After first meeting with the trio, Peppiatt decided to learn Irish. The language is central to the latest iteration of a so-called Celtic revival, in which artists — including Kneecap — have interrogated Irish identity and culture. The dominance of the English language in Ireland is a legacy of British colonization, and “the fact that we spent day to day speaking a language that was almost driven out of existence is a political act,” Mo Chara, a Kneecap member, said in a phone interview.

Even with Peppiatt’s commitment to speak the same language, the Kneecap team was initially hesitant about having their lives and work turned into a movie, and had turned down inquiries from documentary-makers before. There was the risk a film would be cheesy, Mo Chara said, and could negatively impact Kneecap’s career.

But in 2019, when Peppiatt proposed a narrative feature in which the trio would play fictionalized versions of themselves, they were intrigued. Two years later, Peppiatt directed the music video for the Kneecap track “Guilty Conscience,” shot inside an empty church, as something of a creative test.

The director passed. “Rich was serious about this and not just using our story for his own benefit,” said Móglaí Bap, whose onscreen father is played by the Irish actor Michael Fassbender.

To craft the screenplay for the film, Peppiatt and Kneecap met in pubs, where its members would share stories from their upbringings and reminisce about the group’s early days. For the most part, the wildest tales onscreen are the closest to reality: Móglaí Bap’s christening did take place at a sacred Catholic site as a British Army helicopter hovered overhead, and there the trio did once search for their supply of LSD inside a trash can.

“You need an outsider to pick through the garbage that is their life and try and find something of value,” Peppiatt said, making the others in the room burst into laughter.

Danny Boyle’s drug-fueled “Trainspotting” was a consistent reference during production, but for aesthetic inspiration, Peppiatt also looked to “Amélie,” Jean-Pierre Jeunet’s whimsical romance.

“I thought, ‘I’m going to get my shot at making a film and I want it to feel stylistically distinct like ‘Amélie,’” Peppiatt said. “I want to make those bold choices.”

Once a week for about six months, the Kneecap trio had a session with the acting coach Kieran Lagan to become more comfortable in front of the camera. Their transition into acting was made easier by the film leaning into the humor that has characterized their onstage personas.

“In Ireland, we’ve always used comedy as a way of dealing with trauma,” Móglaí Bap said. “There’s nothing a good joke can’t help.”

D.J. Próvaí — whose name is pronounced “Provie,” like the common term for the Provisional Irish Republican Army, and who wears a balaclava in the colors of the Irish flag — said he knew people expect irony from Kneecap, but that they might be surprised at the film’s more emotional scenes. “Using our mother tongue as a method of communication brings in that femininity to the film,” he said.
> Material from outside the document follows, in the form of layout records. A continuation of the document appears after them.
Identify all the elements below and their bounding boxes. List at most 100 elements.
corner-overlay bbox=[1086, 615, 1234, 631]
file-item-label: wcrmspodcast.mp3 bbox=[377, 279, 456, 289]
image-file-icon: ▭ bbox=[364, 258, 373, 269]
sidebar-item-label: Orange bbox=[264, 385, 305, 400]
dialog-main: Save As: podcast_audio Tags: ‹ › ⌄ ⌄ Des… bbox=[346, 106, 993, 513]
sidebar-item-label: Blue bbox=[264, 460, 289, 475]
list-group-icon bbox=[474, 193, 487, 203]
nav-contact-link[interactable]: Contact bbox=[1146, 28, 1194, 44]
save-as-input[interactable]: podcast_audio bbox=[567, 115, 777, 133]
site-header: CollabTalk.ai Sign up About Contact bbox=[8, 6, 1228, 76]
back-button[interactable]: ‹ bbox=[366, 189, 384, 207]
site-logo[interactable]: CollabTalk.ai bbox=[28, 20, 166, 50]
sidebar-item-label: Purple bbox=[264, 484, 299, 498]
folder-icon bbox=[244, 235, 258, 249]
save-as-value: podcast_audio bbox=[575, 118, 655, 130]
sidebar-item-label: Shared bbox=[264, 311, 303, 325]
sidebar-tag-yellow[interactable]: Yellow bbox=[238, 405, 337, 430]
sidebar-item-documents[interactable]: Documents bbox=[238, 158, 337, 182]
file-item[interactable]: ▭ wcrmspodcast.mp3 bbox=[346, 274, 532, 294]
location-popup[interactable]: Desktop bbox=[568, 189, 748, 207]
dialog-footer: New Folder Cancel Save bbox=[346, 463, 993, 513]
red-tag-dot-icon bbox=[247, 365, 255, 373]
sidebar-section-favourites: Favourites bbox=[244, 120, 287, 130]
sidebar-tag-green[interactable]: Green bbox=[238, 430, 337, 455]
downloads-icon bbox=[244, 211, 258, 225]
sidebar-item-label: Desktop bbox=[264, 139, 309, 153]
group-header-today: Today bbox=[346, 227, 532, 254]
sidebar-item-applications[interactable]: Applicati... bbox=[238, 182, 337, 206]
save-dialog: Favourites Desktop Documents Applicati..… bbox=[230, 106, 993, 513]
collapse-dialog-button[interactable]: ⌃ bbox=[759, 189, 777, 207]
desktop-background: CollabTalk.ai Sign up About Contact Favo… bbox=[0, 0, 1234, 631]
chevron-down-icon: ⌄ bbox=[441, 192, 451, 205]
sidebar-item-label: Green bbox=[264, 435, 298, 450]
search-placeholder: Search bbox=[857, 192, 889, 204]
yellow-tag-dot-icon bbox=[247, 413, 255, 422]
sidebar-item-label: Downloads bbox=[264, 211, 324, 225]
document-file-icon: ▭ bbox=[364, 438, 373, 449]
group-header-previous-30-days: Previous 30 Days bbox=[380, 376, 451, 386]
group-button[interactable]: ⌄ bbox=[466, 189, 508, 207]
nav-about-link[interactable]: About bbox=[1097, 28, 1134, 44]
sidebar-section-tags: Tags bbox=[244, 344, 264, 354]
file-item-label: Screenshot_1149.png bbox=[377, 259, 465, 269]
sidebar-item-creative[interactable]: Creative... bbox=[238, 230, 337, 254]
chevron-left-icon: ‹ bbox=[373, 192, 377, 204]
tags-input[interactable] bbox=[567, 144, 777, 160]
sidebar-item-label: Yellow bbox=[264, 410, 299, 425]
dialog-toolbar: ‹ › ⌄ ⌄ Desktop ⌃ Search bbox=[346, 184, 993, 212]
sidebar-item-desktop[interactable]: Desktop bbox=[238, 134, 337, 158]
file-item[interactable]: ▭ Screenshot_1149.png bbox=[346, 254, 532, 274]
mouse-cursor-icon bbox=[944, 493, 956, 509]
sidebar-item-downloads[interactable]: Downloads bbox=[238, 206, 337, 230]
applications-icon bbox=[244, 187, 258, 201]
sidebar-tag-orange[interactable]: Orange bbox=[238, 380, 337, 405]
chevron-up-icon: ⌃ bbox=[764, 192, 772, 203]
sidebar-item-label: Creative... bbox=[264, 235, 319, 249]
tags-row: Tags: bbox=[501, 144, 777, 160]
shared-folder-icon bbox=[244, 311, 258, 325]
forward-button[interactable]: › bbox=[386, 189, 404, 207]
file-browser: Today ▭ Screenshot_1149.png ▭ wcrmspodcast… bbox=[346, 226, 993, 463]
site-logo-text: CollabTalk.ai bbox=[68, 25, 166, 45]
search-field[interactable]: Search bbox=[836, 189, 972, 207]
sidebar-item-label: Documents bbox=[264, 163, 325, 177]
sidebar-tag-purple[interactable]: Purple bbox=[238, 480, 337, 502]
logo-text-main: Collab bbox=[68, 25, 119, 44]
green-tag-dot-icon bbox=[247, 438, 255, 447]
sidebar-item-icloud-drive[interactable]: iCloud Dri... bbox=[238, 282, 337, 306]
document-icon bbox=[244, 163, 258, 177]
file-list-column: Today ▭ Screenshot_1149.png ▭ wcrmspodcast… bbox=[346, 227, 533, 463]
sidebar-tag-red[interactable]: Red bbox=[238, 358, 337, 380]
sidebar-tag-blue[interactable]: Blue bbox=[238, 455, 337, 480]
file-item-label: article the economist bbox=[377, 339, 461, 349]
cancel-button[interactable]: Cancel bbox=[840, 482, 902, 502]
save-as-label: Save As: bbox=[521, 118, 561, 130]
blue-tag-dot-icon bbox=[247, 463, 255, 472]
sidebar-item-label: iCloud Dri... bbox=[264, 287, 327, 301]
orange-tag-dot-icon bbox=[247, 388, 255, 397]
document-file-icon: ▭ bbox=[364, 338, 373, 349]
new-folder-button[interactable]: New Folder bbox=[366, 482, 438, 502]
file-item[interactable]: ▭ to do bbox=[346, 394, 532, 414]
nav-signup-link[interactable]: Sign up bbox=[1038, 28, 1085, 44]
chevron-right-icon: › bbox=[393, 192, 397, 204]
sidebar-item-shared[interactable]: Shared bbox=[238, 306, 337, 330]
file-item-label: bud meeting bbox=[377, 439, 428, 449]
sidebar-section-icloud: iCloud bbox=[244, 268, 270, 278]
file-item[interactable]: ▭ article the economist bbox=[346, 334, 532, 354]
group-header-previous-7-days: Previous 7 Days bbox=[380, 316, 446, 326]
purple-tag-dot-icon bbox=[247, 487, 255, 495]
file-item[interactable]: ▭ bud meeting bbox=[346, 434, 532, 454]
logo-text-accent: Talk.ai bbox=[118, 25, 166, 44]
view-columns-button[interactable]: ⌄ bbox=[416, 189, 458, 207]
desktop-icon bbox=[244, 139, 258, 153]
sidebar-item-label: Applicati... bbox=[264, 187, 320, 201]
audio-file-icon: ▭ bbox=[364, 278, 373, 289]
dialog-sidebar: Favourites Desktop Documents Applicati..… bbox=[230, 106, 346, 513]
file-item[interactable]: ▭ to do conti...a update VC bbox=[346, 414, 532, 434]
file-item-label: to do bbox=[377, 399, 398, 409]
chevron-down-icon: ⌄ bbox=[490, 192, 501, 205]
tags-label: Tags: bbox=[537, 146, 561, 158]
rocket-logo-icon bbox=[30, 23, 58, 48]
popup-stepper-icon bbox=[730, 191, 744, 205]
When “Kneecap” premiered at the Sundance Film Festival in January, the British newspaper The Daily Mail ran an article expressing outrage that the production had received some public funding, noting that the band had “been accused of glorifying the I.R.A.”

When the film is released in Britain in late August, the musicians expect their critics — in the press and the British Parliament — to once again call them anti-British, but they are used to this tactic, and the attention it brings.

“It’s like those places where they have the wee fish that eat the dead skin off your feet,” D.J. Próvaí said. “The politicians eat the skin off our toes and we’re getting clean feet.”